Örnek olması açısından veriyorum: Futbolu bilmeyen Şampiyonlar Liginden, UEFA Kupasına kadar her Avrupa kategorisinde kupa kaldırmış Trapattoni'yi alabilir ve fakat yakından baktığınızda bu ülkenin futboluna uygunsuzluğunu, taktik ağırlıklı sisteminin burada çok fazla geçerli olmadığını da görebilirsiniz.. Bu ismi getirmek değil, doğru-yanlış benim yaptığım ikinci analize girişebilmektir benim derdim. İşadamlarının da genelde çapı yetmez.. 'Çok iyi hoca' der getirirler, uyumsuzdu deyip gönderirler filan.. Misal dedemi futbolun başına getirseniz anlamadığı için gidip size Ronaldinho'yu getirecektir. Bu bir başarıdır ama futbolu bilmek değil.

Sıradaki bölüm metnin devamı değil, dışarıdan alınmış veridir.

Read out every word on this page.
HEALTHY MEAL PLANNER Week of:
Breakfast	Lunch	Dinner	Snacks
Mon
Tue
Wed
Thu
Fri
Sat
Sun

Ben Kalli'yi bugünlerde mumla arayanlardanım. Kalli'nin Galatasaray'daki ilk dönemini sağlıklı hatırlayabilme şansım yok ama ikinci dönemine de baktığımızda aslında disiplin anlamında müthiş bir yol almıştık. En küçük örneği Arda Turan mevzusu. Kariyerinin çıkış noktasında Kalli gibi bir teknik adamla çalışmak Arda'ya iş disiplini ve takım oyunu anlamında iyi özellikler katmıştı. Ayrıca takımdaki sorun çıkaran başlar kesilmiş, iyi bir düzen vardı. Bugüne baktığımızda ise sorun çıkaran başlar hala takımda, takımın elle tutulur iyi futbolcuları ise teker teker küstürülüyor. Sence de eli maşalı diyebileceğimiz teknik adamlar mı Galatasaray'ın kurtuluşu? Geçmişe de baktığımızda hep bu tip isimlerin başarılı olduğunu görüyoruz.

Orhan Uluca: Kalli analizine kısmen katılıyorum. Arda ise herhangi bir teknik direktörün yardımı ile değil bizzat kendisi oynarak kendisini göstermiş bir futbolcudur. Kalli'nin bu ülkeye çok uygun bir felsefesi var ve ona çok yakın olan da Hagi'dir. Birileri taktiksel ağırlığı önplana koyuyor, diğerleri de fiziksel mücadeleyi. Ayrım hocanın eli maşalı olup olmamasında değil burada yapılması gerekir. Magath uygundur zira futbolculardan istediğini burada alabilir. Bir insanı doğru idman metodları ve belirli bir disiplin ile sahada koşturabilir, istediğiniz yerde de konumlandırabilirsiniz ve fakat misal bir maç içerisinde dahi iki üç kez taktik değiştirebilen, oyuncuların alt yapısının da düzgün olmasıyla ancak başarılı olabilen Tuchel buraya uygun değildir.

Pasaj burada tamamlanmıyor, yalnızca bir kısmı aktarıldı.